Indication
Fenostad 67 is indicated as an adjunct to diet and other non-pharmacological treatment (e.g. exercise, weight reduction) for the following:
- Treatment of severe hypertriglyceridaemia with or without low HDL cholesterol.
- Mixed hyperlipidaemia when a statin is contraindicated or not tolerated.
- Mixed hyperlipidaemia in patients at high cardiovascular risk in addition to a statin when triglycerides and HDL cholesterol are not adequately controlled.
Dosage
Adults
- The recommended dose is 200 mg daily administered as one capsule of Fenostad 67 three times a day.
- The dose can be titrated up to 267 mg daily administered as one capsule of Fenostad 67, four times a day, if required. This maximum dose is not recommended in addition to a statin.

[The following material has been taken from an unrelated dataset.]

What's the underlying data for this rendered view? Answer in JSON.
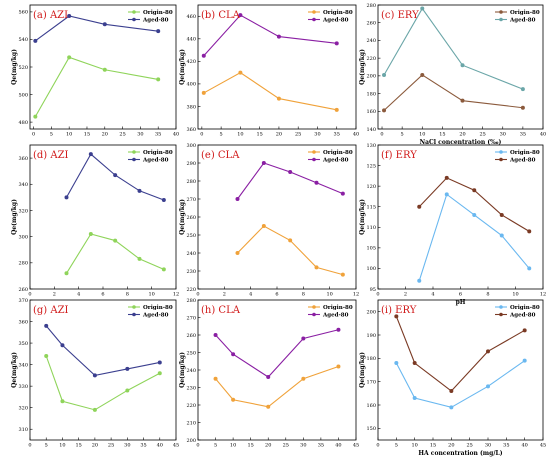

Elderly patients (≥ 65 years old)
- No dose adjustment is necessary, except for decreased renal function with eGFR < 60 mL/min/1.73 m2.
Renal impairment
- eGFR < 30 mL/min per 1.73 m2: Fenofibrate should not be used.
- eGFR is between 30 and 59 mL/min per 1.73 m2: Should not exceed 100 mg standard or 67 mg micronized once daily. If the eGFR decreases persistently to < 30 mL/min per 1.73 m2, fenofibrate should be discontinued.
Hepatic impairment
- Fenofibrate is not recommended.
Paediatric population
- One capsule (67 mg) micronised fenofibrate/day/20 kg body weight.
Usage
- Fenostad 67 should be swallowed whole during a meal.